Stages of life

Family Times

Dells Events

Feb. 16, 2002


There are many pleasures watching the winter Olympics and one of them is pure appreciation for the physically beautiful young athletes. In the prime of their lives, at top physical condition, their health and beauty shine forth. The lovely figure skaters, graceful and stunning, the speed skater who after the race, strips off his tight hood to reveal a shock of sandy colored hair, all are breathtakingly gorgeous. And they are gorgeous in a way that is not an icon, a decoration or an airbrushed photo shoot.

It got me thinking if there was any time in my life I was anywhere near like that. I think it was right before my first child, in my late teens, early 20s. I took my health and grace for granted, blessed with a slim and smoothly working body.

Our journey in life has several paths. The physical one peaks rather early. Brett Favre, our Wisconsin favorite, is now pushing the envelope of prime football age at 32. Most human beings are at their best physically in their late teens and 20s and literally it is all down hill from there. As Bette Midler said, “After thirty my body decided it wanted a life of its own.”

Heroic measures are attempted to stem this tide since sexual attractiveness is based, biologically, in “fecundity” – signs of ability to reproduce. The newest form of stemming the aging tide is something called Botox, a botulism neurotoxin that paralyses muscles and erases wrinkles leaving the face with the inability to scowl. Too bad, I say.

I prefer to consider other paths on this journey of life that peak at different times later in life.

The psychological journey, for example, I believe peaks somewhere about where I am right now. Finally, I have resolved those pesky childhood issues and learned to accept others and myself as we are imperfections as well as strengths. I am past expecting myself or others to be perfect. It is also the beginning of the time of life I notice married people seem to be happiest. One psychologist said that marriage is for finishing your childhood and if you finish your childhood you can live “happily ever after.”
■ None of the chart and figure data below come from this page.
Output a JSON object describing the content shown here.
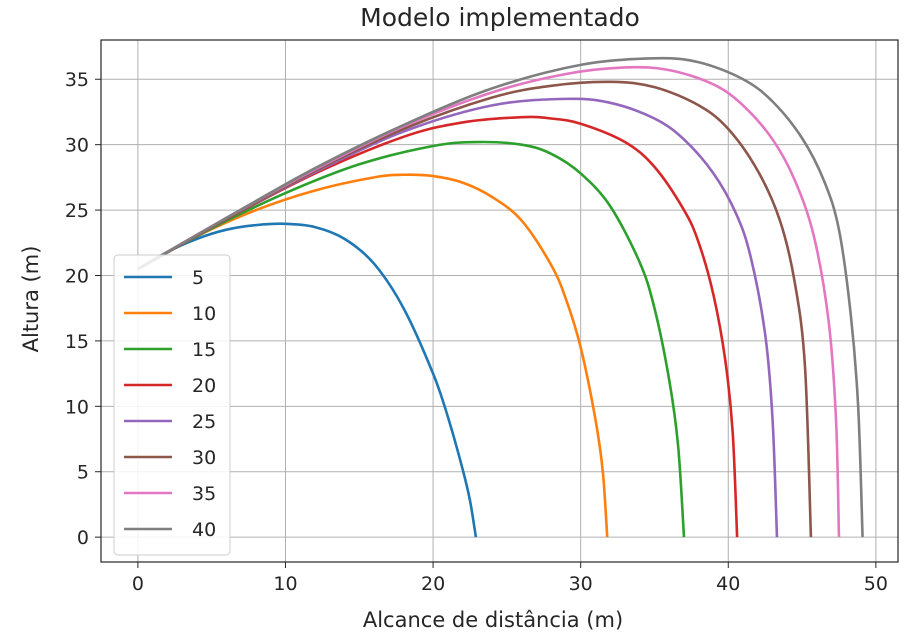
{
  "chart_data": {
    "type": "line",
    "title": "Modelo implementado",
    "xlabel": "Alcance de distância (m)",
    "ylabel": "Altura (m)",
    "xlim": [
      -2.5,
      51.5
    ],
    "ylim": [
      -1.9,
      38.0
    ],
    "x_ticks": [
      0,
      10,
      20,
      30,
      40,
      50
    ],
    "y_ticks": [
      0,
      5,
      10,
      15,
      20,
      25,
      30,
      35
    ],
    "grid": true,
    "legend_position": "lower-left",
    "series": [
      {
        "name": "5",
        "color": "#1f77b4",
        "x": [
          0,
          2,
          4,
          6,
          8,
          10,
          12,
          14,
          16,
          18,
          20,
          21,
          22,
          22.5,
          22.9
        ],
        "y": [
          20.5,
          21.8,
          22.8,
          23.5,
          23.85,
          23.95,
          23.7,
          22.8,
          20.9,
          17.5,
          12.5,
          9.2,
          5.2,
          2.8,
          0
        ]
      },
      {
        "name": "10",
        "color": "#ff7f0e",
        "x": [
          0,
          4,
          8,
          12,
          16,
          18,
          20,
          22,
          24,
          26,
          28,
          29,
          30,
          31,
          31.5,
          31.8
        ],
        "y": [
          20.5,
          23.0,
          25.0,
          26.5,
          27.5,
          27.7,
          27.6,
          27.1,
          26.0,
          24.2,
          20.8,
          18.2,
          14.5,
          9.0,
          5.0,
          0
        ]
      },
      {
        "name": "15",
        "color": "#2ca02c",
        "x": [
          0,
          5,
          10,
          15,
          20,
          23,
          26,
          28,
          30,
          32,
          34,
          35,
          36,
          36.6,
          37.0
        ],
        "y": [
          20.5,
          23.6,
          26.3,
          28.5,
          29.9,
          30.2,
          30.0,
          29.3,
          27.8,
          25.3,
          21.0,
          17.5,
          12.0,
          7.0,
          0
        ]
      },
      {
        "name": "20",
        "color": "#d62728",
        "x": [
          0,
          6,
          12,
          18,
          22,
          26,
          28,
          30,
          33,
          35,
          37,
          38,
          39,
          39.8,
          40.3,
          40.6
        ],
        "y": [
          20.5,
          24.3,
          27.8,
          30.6,
          31.7,
          32.1,
          32.0,
          31.6,
          30.2,
          28.3,
          25.0,
          22.5,
          18.5,
          13.5,
          8.0,
          0
        ]
      },
      {
        "name": "25",
        "color": "#9467bd",
        "x": [
          0,
          6,
          12,
          18,
          24,
          29,
          32,
          35,
          37,
          39,
          40.5,
          41.5,
          42.5,
          43.0,
          43.3
        ],
        "y": [
          20.5,
          24.3,
          27.9,
          31.0,
          33.0,
          33.5,
          33.2,
          32.0,
          30.4,
          27.8,
          24.8,
          21.5,
          15.5,
          9.0,
          0
        ]
      },
      {
        "name": "30",
        "color": "#8c564b",
        "x": [
          0,
          6,
          12,
          18,
          24,
          28,
          32,
          35,
          38,
          40,
          42,
          43.5,
          44.5,
          45.2,
          45.6
        ],
        "y": [
          20.5,
          24.3,
          28.0,
          31.2,
          33.6,
          34.5,
          34.8,
          34.4,
          33.0,
          31.2,
          28.0,
          24.2,
          19.5,
          13.0,
          0
        ]
      },
      {
        "name": "35",
        "color": "#e377c2",
        "x": [
          0,
          6,
          12,
          18,
          24,
          29,
          33,
          36,
          39,
          41,
          43,
          44.5,
          45.8,
          46.8,
          47.3,
          47.5
        ],
        "y": [
          20.5,
          24.4,
          28.1,
          31.4,
          34.0,
          35.4,
          35.9,
          35.7,
          34.6,
          33.0,
          30.4,
          27.3,
          23.0,
          16.5,
          9.0,
          0
        ]
      },
      {
        "name": "40",
        "color": "#7f7f7f",
        "x": [
          0,
          6,
          12,
          18,
          24,
          30,
          35,
          38,
          41,
          43,
          45,
          46.5,
          47.5,
          48.3,
          48.8,
          49.1
        ],
        "y": [
          20.5,
          24.4,
          28.2,
          31.5,
          34.3,
          36.1,
          36.6,
          36.3,
          35.0,
          33.3,
          30.5,
          27.2,
          23.5,
          17.0,
          10.0,
          0
        ]
      }
    ]
  }
}
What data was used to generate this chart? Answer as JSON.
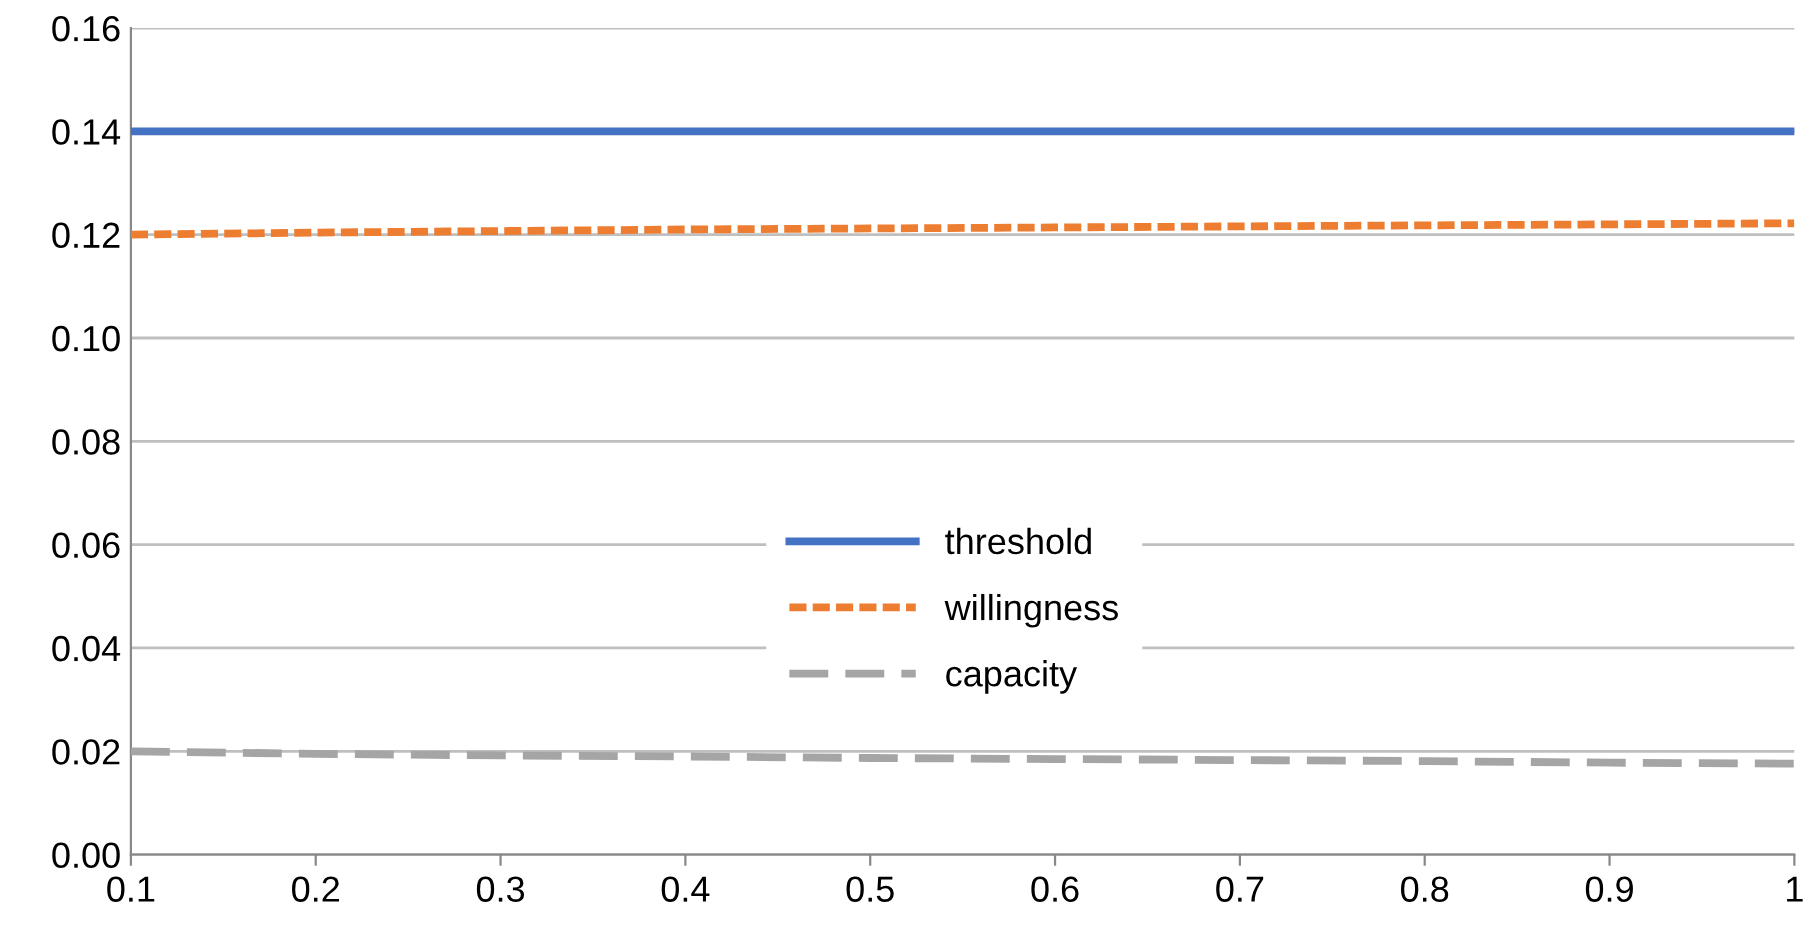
{
  "chart_data": {
    "type": "line",
    "x": [
      0.1,
      0.2,
      0.3,
      0.4,
      0.5,
      0.6,
      0.7,
      0.8,
      0.9,
      1
    ],
    "series": [
      {
        "name": "threshold",
        "color": "#4472c4",
        "line_style": "solid",
        "values": [
          0.14,
          0.14,
          0.14,
          0.14,
          0.14,
          0.14,
          0.14,
          0.14,
          0.14,
          0.14
        ]
      },
      {
        "name": "willingness",
        "color": "#ed7d31",
        "line_style": "dotted",
        "values": [
          0.12,
          0.1204,
          0.1207,
          0.121,
          0.1212,
          0.1214,
          0.1216,
          0.1218,
          0.122,
          0.1222
        ]
      },
      {
        "name": "capacity",
        "color": "#a5a5a5",
        "line_style": "dashed",
        "values": [
          0.02,
          0.0195,
          0.0192,
          0.019,
          0.0187,
          0.0185,
          0.0183,
          0.0181,
          0.0178,
          0.0176
        ]
      }
    ],
    "xlim": [
      0.1,
      1
    ],
    "xticks": [
      0.1,
      0.2,
      0.3,
      0.4,
      0.5,
      0.6,
      0.7,
      0.8,
      0.9,
      1
    ],
    "ylim": [
      0,
      0.16
    ],
    "yticks": [
      {
        "value": 0,
        "label": "0.00"
      },
      {
        "value": 0.02,
        "label": "0.02"
      },
      {
        "value": 0.04,
        "label": "0.04"
      },
      {
        "value": 0.06,
        "label": "0.06"
      },
      {
        "value": 0.08,
        "label": "0.08"
      },
      {
        "value": 0.1,
        "label": "0.10"
      },
      {
        "value": 0.12,
        "label": "0.12"
      },
      {
        "value": 0.14,
        "label": "0.14"
      },
      {
        "value": 0.16,
        "label": "0.16"
      }
    ],
    "grid": "y",
    "legend": "center",
    "marker": "none"
  }
}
The intellectual journey peaked for me somewhere earlier than now. I think it was maybe in my 40s when I learned new things rapidly, finding myself in situations where I needed a swift learning curve and I was up to it. Nowadays I don’t retain as much as I used to when reading things. More often now I forget where I¹ve placed something and find myself standing in a room not remembering why I’m there.

But I believe the peak of the spiritual journey is still ahead. One could see it as a preparation for death, but I prefer to see it as the time of life other things diminish in importance and we are faced with the primary issue of conscious humankind that more and more in the years ahead when my work-a-day world diminishes and I have more time to ponder and connect spiritually.

This is what it is to be human. Those beautiful young people, although we nearly worship them, are only one stage in this earthly life.